The 2009 F1 regulations permit the fitting of a KERS that can collect and store energy at the rate of 60kW - 60kJ every second. Up to 400kJ of the stored energy can then be reintroduced into the drivetrain each lap, in effect giving the driver an extra ten per cent overall power that can be used as a boost for overtaking maneouvers - an environmentally sound version of the engine supplied PowerBoost that has featured in the A1 GP series since it started in 2005 – or flying off the track into the tyre wall.
The ten teams that will make up the 2009 F1 grid all seem to have chosen between electronic or kinetic energy storage – batteries and capacitors vs flywheels. Leaving aside Toro Rosso, which will presumably use the same system as engine supplier Ferrari, and Force India, which will do likewise with McLaren, it looks as though Honda and Williams have opted for flywheels, with Ferrari – possibly in partnership with British company Zytec - McLaren, Red Bull and BMW Sauber going the electronic route.
What Toyota and Renault are up to is the subject of speculation, but since Flybrid - which is rumoured to working with Honda on its flywheel system – is run by ex-Renault drivetrain engineer Jon Hilton, it would seem possible that the French team may go down the same path.
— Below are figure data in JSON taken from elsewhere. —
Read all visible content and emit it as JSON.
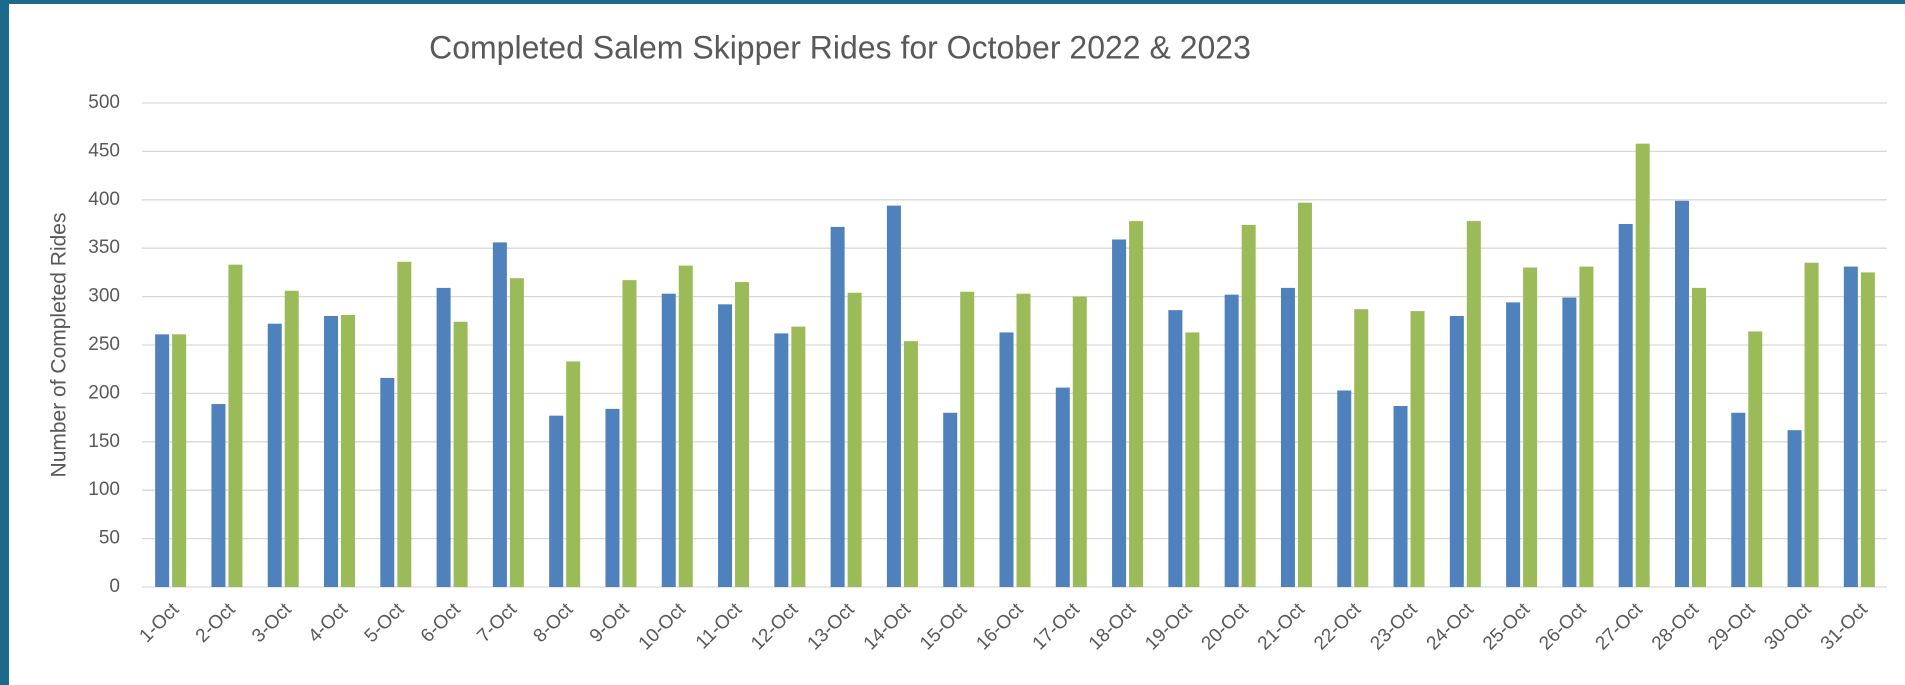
{
  "chart_data": {
    "type": "bar",
    "title": "Completed Salem Skipper Rides for October 2022 & 2023",
    "y_label": "Number of Completed Rides",
    "categories": [
      "1-Oct",
      "2-Oct",
      "3-Oct",
      "4-Oct",
      "5-Oct",
      "6-Oct",
      "7-Oct",
      "8-Oct",
      "9-Oct",
      "10-Oct",
      "11-Oct",
      "12-Oct",
      "13-Oct",
      "14-Oct",
      "15-Oct",
      "16-Oct",
      "17-Oct",
      "18-Oct",
      "19-Oct",
      "20-Oct",
      "21-Oct",
      "22-Oct",
      "23-Oct",
      "24-Oct",
      "25-Oct",
      "26-Oct",
      "27-Oct",
      "28-Oct",
      "29-Oct",
      "30-Oct",
      "31-Oct"
    ],
    "series": [
      {
        "color": "#4f81bd",
        "values": [
          261,
          189,
          272,
          280,
          216,
          309,
          356,
          177,
          184,
          303,
          292,
          262,
          372,
          394,
          180,
          263,
          206,
          359,
          286,
          302,
          309,
          203,
          187,
          280,
          294,
          299,
          375,
          399,
          180,
          162,
          331
        ]
      },
      {
        "color": "#9bbb59",
        "values": [
          261,
          333,
          306,
          281,
          336,
          274,
          319,
          233,
          317,
          332,
          315,
          269,
          304,
          254,
          305,
          303,
          300,
          378,
          263,
          374,
          397,
          287,
          285,
          378,
          330,
          331,
          458,
          309,
          264,
          335,
          325
        ]
      }
    ],
    "ylim": [
      0,
      500
    ],
    "yticks": [
      0,
      50,
      100,
      150,
      200,
      250,
      300,
      350,
      400,
      450,
      500
    ],
    "grid": true
  }
}
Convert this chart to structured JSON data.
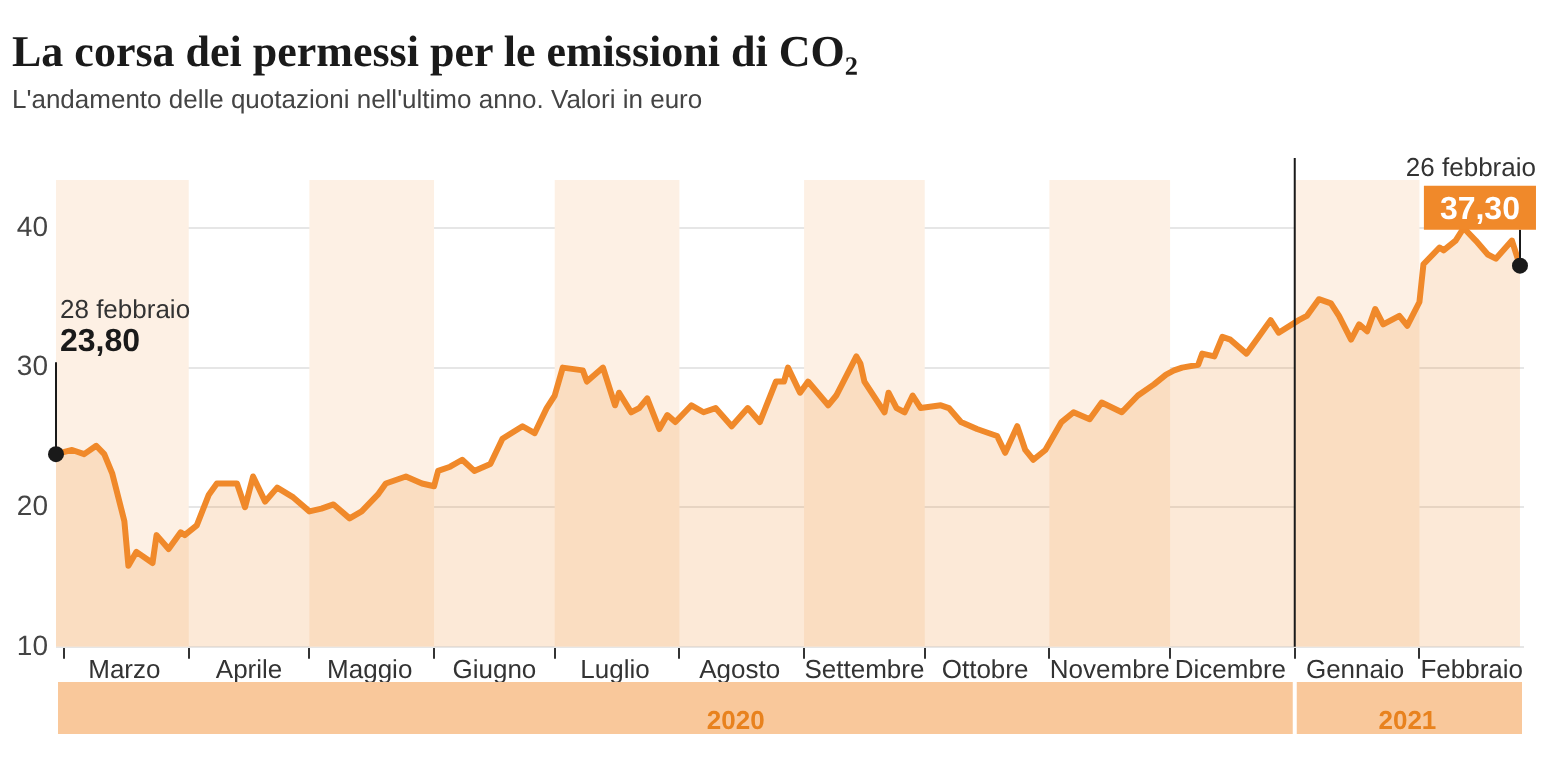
{
  "chart_data": {
    "type": "area",
    "title": "La corsa dei permessi per le emissioni di CO₂",
    "subtitle": "L'andamento delle quotazioni nell'ultimo anno. Valori in euro",
    "annotations": [
      "28 febbraio",
      "26 febbraio"
    ],
    "x2lim": [
      "2020-02-28",
      "2021-02-27"
    ],
    "x2ticks": [
      {
        "value": "2020-08-15",
        "label": "2020"
      },
      {
        "value": "2021-01-29",
        "label": "2021"
      }
    ],
    "series": [
      {
        "color": "#f0892a",
        "x": [
          "2020-02-28",
          "2020-03-03",
          "2020-03-06",
          "2020-03-09",
          "2020-03-11",
          "2020-03-13",
          "2020-03-16",
          "2020-03-17",
          "2020-03-19",
          "2020-03-23",
          "2020-03-24",
          "2020-03-27",
          "2020-03-30",
          "2020-03-31",
          "2020-04-03",
          "2020-04-06",
          "2020-04-08",
          "2020-04-13",
          "2020-04-15",
          "2020-04-17",
          "2020-04-20",
          "2020-04-23",
          "2020-04-27",
          "2020-05-01",
          "2020-05-04",
          "2020-05-07",
          "2020-05-11",
          "2020-05-14",
          "2020-05-18",
          "2020-05-20",
          "2020-05-25",
          "2020-05-29",
          "2020-06-01",
          "2020-06-02",
          "2020-06-05",
          "2020-06-08",
          "2020-06-11",
          "2020-06-15",
          "2020-06-18",
          "2020-06-23",
          "2020-06-26",
          "2020-06-29",
          "2020-07-01",
          "2020-07-03",
          "2020-07-08",
          "2020-07-09",
          "2020-07-13",
          "2020-07-16",
          "2020-07-17",
          "2020-07-20",
          "2020-07-22",
          "2020-07-24",
          "2020-07-27",
          "2020-07-29",
          "2020-07-31",
          "2020-08-04",
          "2020-08-07",
          "2020-08-10",
          "2020-08-14",
          "2020-08-18",
          "2020-08-21",
          "2020-08-25",
          "2020-08-27",
          "2020-08-28",
          "2020-08-31",
          "2020-09-02",
          "2020-09-07",
          "2020-09-09",
          "2020-09-14",
          "2020-09-15",
          "2020-09-16",
          "2020-09-21",
          "2020-09-22",
          "2020-09-24",
          "2020-09-26",
          "2020-09-28",
          "2020-09-30",
          "2020-10-05",
          "2020-10-07",
          "2020-10-10",
          "2020-10-14",
          "2020-10-17",
          "2020-10-19",
          "2020-10-21",
          "2020-10-24",
          "2020-10-26",
          "2020-10-28",
          "2020-10-31",
          "2020-11-04",
          "2020-11-07",
          "2020-11-11",
          "2020-11-14",
          "2020-11-19",
          "2020-11-23",
          "2020-11-27",
          "2020-11-30",
          "2020-12-02",
          "2020-12-04",
          "2020-12-08",
          "2020-12-09",
          "2020-12-12",
          "2020-12-14",
          "2020-12-16",
          "2020-12-20",
          "2020-12-23",
          "2020-12-26",
          "2020-12-28",
          "2021-01-02",
          "2021-01-04",
          "2021-01-07",
          "2021-01-10",
          "2021-01-12",
          "2021-01-15",
          "2021-01-17",
          "2021-01-19",
          "2021-01-21",
          "2021-01-23",
          "2021-01-27",
          "2021-01-29",
          "2021-02-01",
          "2021-02-02",
          "2021-02-06",
          "2021-02-07",
          "2021-02-10",
          "2021-02-12",
          "2021-02-15",
          "2021-02-18",
          "2021-02-20",
          "2021-02-24",
          "2021-02-26"
        ],
        "values": [
          23.8,
          24.1,
          23.8,
          24.4,
          23.8,
          22.4,
          19.0,
          15.8,
          16.8,
          16.0,
          18.0,
          17.0,
          18.2,
          18.0,
          18.7,
          20.9,
          21.7,
          21.7,
          20.0,
          22.2,
          20.4,
          21.4,
          20.7,
          19.7,
          19.9,
          20.2,
          19.2,
          19.7,
          20.9,
          21.7,
          22.2,
          21.7,
          21.5,
          22.6,
          22.9,
          23.4,
          22.6,
          23.1,
          24.9,
          25.8,
          25.3,
          27.1,
          28.0,
          30.0,
          29.8,
          29.0,
          30.0,
          27.3,
          28.2,
          26.8,
          27.1,
          27.8,
          25.6,
          26.6,
          26.1,
          27.3,
          26.8,
          27.1,
          25.8,
          27.1,
          26.1,
          29.0,
          29.0,
          30.0,
          28.2,
          29.0,
          27.3,
          28.0,
          30.8,
          30.3,
          29.0,
          26.8,
          28.2,
          27.1,
          26.8,
          28.0,
          27.1,
          27.3,
          27.1,
          26.1,
          25.6,
          25.3,
          25.1,
          23.9,
          25.8,
          24.1,
          23.4,
          24.1,
          26.1,
          26.8,
          26.3,
          27.5,
          26.8,
          28.0,
          28.8,
          29.5,
          29.8,
          30.0,
          30.2,
          31.0,
          30.8,
          32.2,
          32.0,
          31.0,
          32.2,
          33.4,
          32.5,
          33.4,
          33.7,
          34.9,
          34.6,
          33.7,
          32.0,
          33.1,
          32.6,
          34.2,
          33.1,
          33.7,
          33.0,
          34.7,
          37.4,
          38.6,
          38.4,
          39.1,
          40.0,
          39.1,
          38.1,
          37.8,
          39.1,
          37.3
        ],
        "value_labels": [
          "23,80",
          null,
          null,
          null,
          null,
          null,
          null,
          null,
          null,
          null,
          null,
          null,
          null,
          null,
          null,
          null,
          null,
          null,
          null,
          null,
          null,
          null,
          null,
          null,
          null,
          null,
          null,
          null,
          null,
          null,
          null,
          null,
          null,
          null,
          null,
          null,
          null,
          null,
          null,
          null,
          null,
          null,
          null,
          null,
          null,
          null,
          null,
          null,
          null,
          null,
          null,
          null,
          null,
          null,
          null,
          null,
          null,
          null,
          null,
          null,
          null,
          null,
          null,
          null,
          null,
          null,
          null,
          null,
          null,
          null,
          null,
          null,
          null,
          null,
          null,
          null,
          null,
          null,
          null,
          null,
          null,
          null,
          null,
          null,
          null,
          null,
          null,
          null,
          null,
          null,
          null,
          null,
          null,
          null,
          null,
          null,
          null,
          null,
          null,
          null,
          null,
          null,
          null,
          null,
          null,
          null,
          null,
          null,
          null,
          null,
          null,
          null,
          null,
          null,
          null,
          null,
          null,
          null,
          null,
          null,
          null,
          null,
          null,
          null,
          null,
          null,
          null,
          null,
          null,
          "37,30"
        ]
      }
    ],
    "xlim": [
      "2020-02-28",
      "2021-02-27"
    ],
    "xticks": [
      {
        "value": "2020-03-01",
        "label": null
      },
      {
        "value": "2020-03-16",
        "label": "Marzo"
      },
      {
        "value": "2020-04-01",
        "label": null
      },
      {
        "value": "2020-04-16",
        "label": "Aprile"
      },
      {
        "value": "2020-05-01",
        "label": null
      },
      {
        "value": "2020-05-16",
        "label": "Maggio"
      },
      {
        "value": "2020-06-01",
        "label": null
      },
      {
        "value": "2020-06-16",
        "label": "Giugno"
      },
      {
        "value": "2020-07-01",
        "label": null
      },
      {
        "value": "2020-07-16",
        "label": "Luglio"
      },
      {
        "value": "2020-08-01",
        "label": null
      },
      {
        "value": "2020-08-16",
        "label": "Agosto"
      },
      {
        "value": "2020-09-01",
        "label": null
      },
      {
        "value": "2020-09-16",
        "label": "Settembre"
      },
      {
        "value": "2020-10-01",
        "label": null
      },
      {
        "value": "2020-10-16",
        "label": "Ottobre"
      },
      {
        "value": "2020-11-01",
        "label": null
      },
      {
        "value": "2020-11-16",
        "label": "Novembre"
      },
      {
        "value": "2020-12-01",
        "label": null
      },
      {
        "value": "2020-12-16",
        "label": "Dicembre"
      },
      {
        "value": "2021-01-01",
        "label": null
      },
      {
        "value": "2021-01-16",
        "label": "Gennaio"
      },
      {
        "value": "2021-02-01",
        "label": null
      },
      {
        "value": "2021-02-14",
        "label": "Febbraio"
      }
    ],
    "ylim": [
      10,
      40
    ],
    "yticks": [
      10,
      20,
      30,
      40
    ],
    "grid": "y",
    "legend": false,
    "marker": "none",
    "ref_lines": [
      {
        "axis": "x",
        "value": "2021-01-01",
        "color": "#1a1a1a"
      }
    ],
    "bands": [
      {
        "axis": "x",
        "from": "2020-02-28",
        "to": "2020-04-01",
        "color": "#fdf0e4"
      },
      {
        "axis": "x",
        "from": "2020-05-01",
        "to": "2020-06-01",
        "color": "#fdf0e4"
      },
      {
        "axis": "x",
        "from": "2020-07-01",
        "to": "2020-08-01",
        "color": "#fdf0e4"
      },
      {
        "axis": "x",
        "from": "2020-09-01",
        "to": "2020-10-01",
        "color": "#fdf0e4"
      },
      {
        "axis": "x",
        "from": "2020-11-01",
        "to": "2020-12-01",
        "color": "#fdf0e4"
      },
      {
        "axis": "x",
        "from": "2021-01-01",
        "to": "2021-02-01",
        "color": "#fdf0e4"
      }
    ]
  }
}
Toyota has run a capacitor-based electronic KERS in a Le Mans prototype car which may also suggest its F1 KERS strategy.
McLaren's move is on a par with Williams, which went the whole nine yards earlier this year and bought a major stake in Automotive Hybrid Power, a company set up in 2006 to develop advanced composite flywheel energy storage technology for vehicle use and which was subsequently renamed Williams Hybrid Power and relocated to Williams' F1 HQ outside Oxford.
We know what BMW Sauber is up to because its electronic KERS gave a mechanic a nasty shock at a test at the Jerez racetrack back in July.
FIA President Max Mosely is keen to see F1 technology filter down to the humble domestic car, not least because the only way to make F1 racing truly green would be to stop doing it, and nobody wants to see that. The idea is that F1's use of KERS will benefit such specialist companies as Zytek, Flybrid, WHP and now the McLaren/Freescale partnership, and they will, in turn, be able to use their specialised knowledge in the domestic car arena.
That's the theory. When Toyota's F1 engine expert, Luca Marmorini, was asked if company's experience with the Prius would be of any help with the Toyota F1 KERS programme, his reply was essentially 'no'.
As the regulations stand, the fitting of a KERS is optional, so it's anyones guess how many KERS-equipped cars will actually line up on the grid in Melbourne come 29 March 2009.